Döleneken, konuşmasına şöyle devam etti: “Geçen hafta bölgeye gelen Kültür ve Turizm Bakan Yardımcısı’na, Alan Yönetimi konusu aktarılmış. Ama bakan yardımcısı da, ‘bakın işinize’ demiş. Alan Yönetimi’ni oluşturmak bir günde yapılacak şey değildir. Bu konuda, yasaların çıkartılması gerektiği ve en az 3 yıllık bir süreci kapsadığı anlatılmış. Saros halen Kapadokya ve Uludağ kadar ihale cazibesi olan bir yer değildir.

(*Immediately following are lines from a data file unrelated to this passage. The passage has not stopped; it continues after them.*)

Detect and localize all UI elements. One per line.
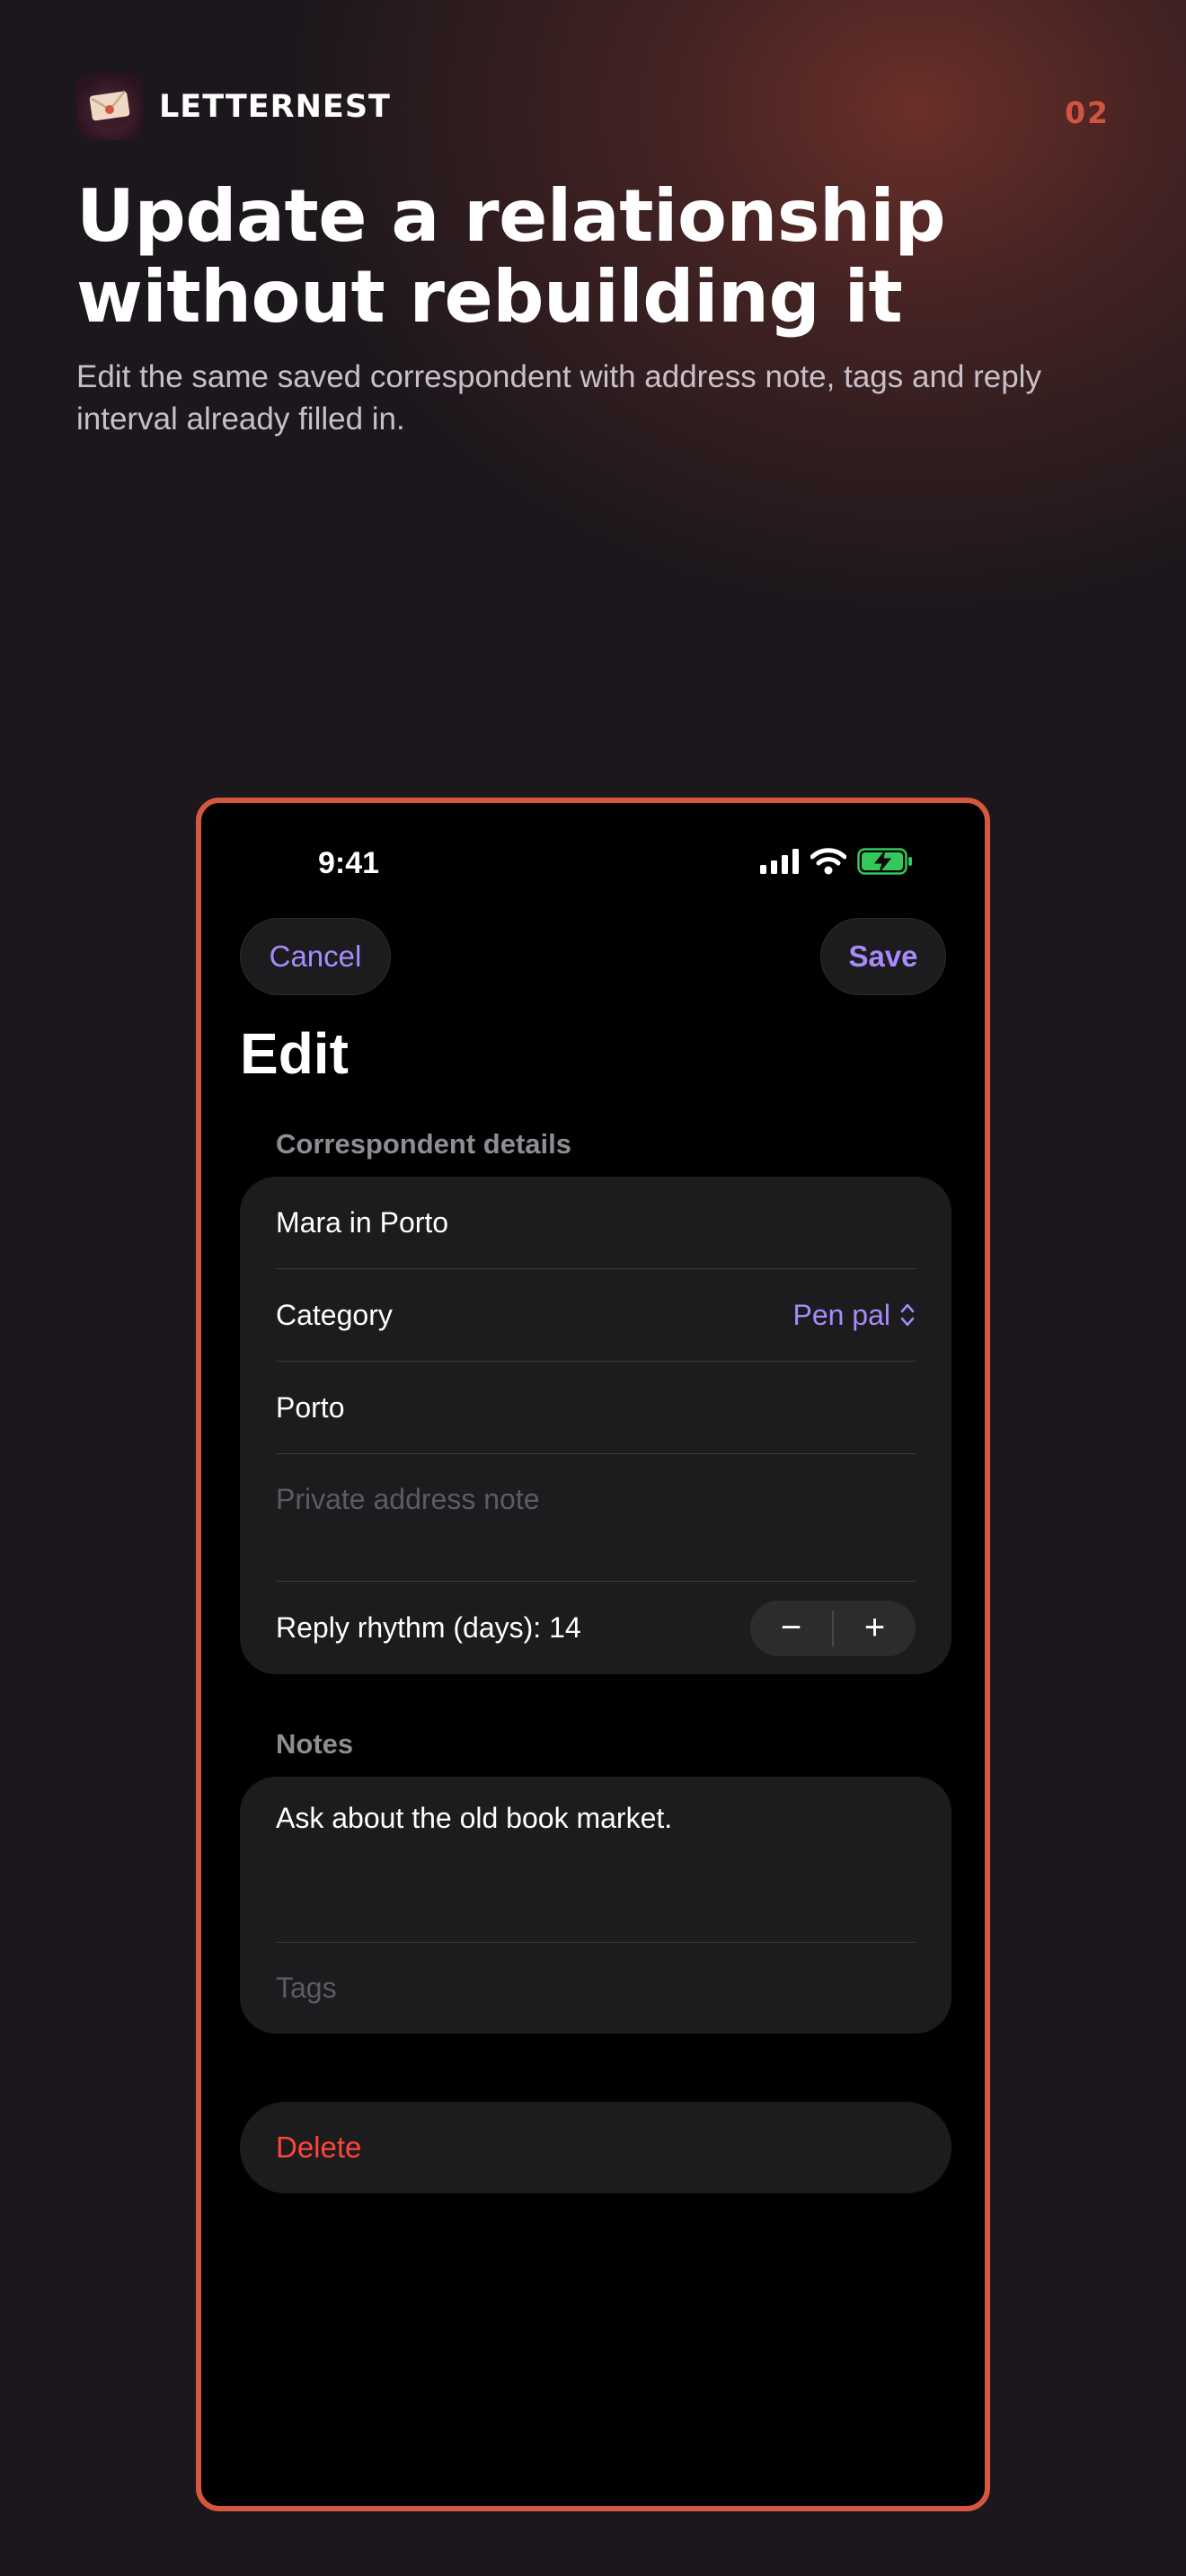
tags-placeholder: Tags	[276, 1972, 337, 2004]
reply-rhythm-label: Reply rhythm (days): 14	[276, 1611, 581, 1644]
envelope-app-icon	[76, 74, 143, 140]
status-bar: 9:41	[201, 803, 985, 884]
category-picker[interactable]: Pen pal	[792, 1299, 916, 1332]
delete-label: Delete	[276, 2130, 362, 2164]
name-field-value: Mara in Porto	[276, 1205, 449, 1239]
tags-field[interactable]: Tags	[276, 1943, 916, 2033]
decrement-button[interactable]: −	[750, 1601, 832, 1656]
wifi-icon	[810, 848, 846, 875]
increment-button[interactable]: +	[834, 1601, 916, 1656]
reply-rhythm-row: Reply rhythm (days): 14 − +	[276, 1582, 916, 1674]
save-button[interactable]: Save	[820, 918, 946, 995]
status-time: 9:41	[318, 846, 380, 880]
phone-frame: 9:41 Cancel Save Edit Correspondent deta…	[196, 798, 990, 2511]
brand-header: LETTERNEST	[76, 74, 391, 140]
notes-section-label: Notes	[276, 1728, 354, 1760]
city-field[interactable]: Porto	[276, 1362, 916, 1453]
city-field-value: Porto	[276, 1390, 345, 1424]
notes-value: Ask about the old book market.	[276, 1802, 673, 1834]
category-value: Pen pal	[792, 1298, 890, 1331]
page-title: Edit	[240, 1021, 349, 1086]
reply-rhythm-stepper: − +	[750, 1600, 916, 1656]
status-icons	[760, 848, 913, 875]
headline: Update a relationship without rebuilding…	[76, 174, 946, 339]
correspondent-section-label: Correspondent details	[276, 1128, 571, 1160]
brand-name: LETTERNEST	[159, 89, 391, 125]
name-field[interactable]: Mara in Porto	[276, 1177, 916, 1268]
address-note-placeholder: Private address note	[276, 1482, 540, 1515]
category-label: Category	[276, 1298, 393, 1331]
cellular-signal-icon	[760, 849, 799, 874]
delete-button[interactable]: Delete	[240, 2102, 951, 2193]
battery-charging-icon	[857, 848, 912, 875]
category-row[interactable]: Category Pen pal	[276, 1269, 916, 1361]
page-number: 02	[1065, 95, 1110, 130]
subheadline: Edit the same saved correspondent with a…	[76, 359, 1041, 437]
chevron-up-down-icon	[900, 1303, 915, 1327]
address-note-field[interactable]: Private address note	[276, 1454, 916, 1544]
correspondent-details-card: Mara in Porto Category Pen pal Porto Pri…	[240, 1177, 951, 1674]
cancel-button[interactable]: Cancel	[240, 918, 391, 995]
notes-textarea[interactable]: Ask about the old book market.	[276, 1802, 916, 1841]
notes-card: Ask about the old book market. Tags	[240, 1777, 951, 2033]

Bizim için yerelde çok önemlidir. Saros’ta sahilin birilerine verilip peşkeş çekilmesi bizim için çok büyük sorundur. Kapadokya ve Uludağ’da çok fazla rant ve cazibe var.”

“ALAN BAŞKANLIĞI VE ALAN YÖNETİMİ’Nİ BİRBİRİNE KARIŞTIRMAMAK LAZIM”

Namık Kemal Döleneken konuşmasını şöyle tamamladı: “Alan Yönetimi’yle ilgisi olmayan adı Alan Başkanlığı olan bir sistem var. Ama bu yukarıdan emirle istedikleri her şeyi yapan ve anayasaya ve yasalara aykırı, tüm kurumların yetkisini tek kişiye veren ucube bir sistemdir. Alan Başkanlığı ve Alan Yönetimi’ni birbirine karıştırmamak lazım. Bu başka bir yönetimdir.”

Programda daha sonra diğer katılımcılarda, Alan Başkanlığı konusunda görüş ve önerilerini dile getirdi. Konuşmaların ardından program sona erdi.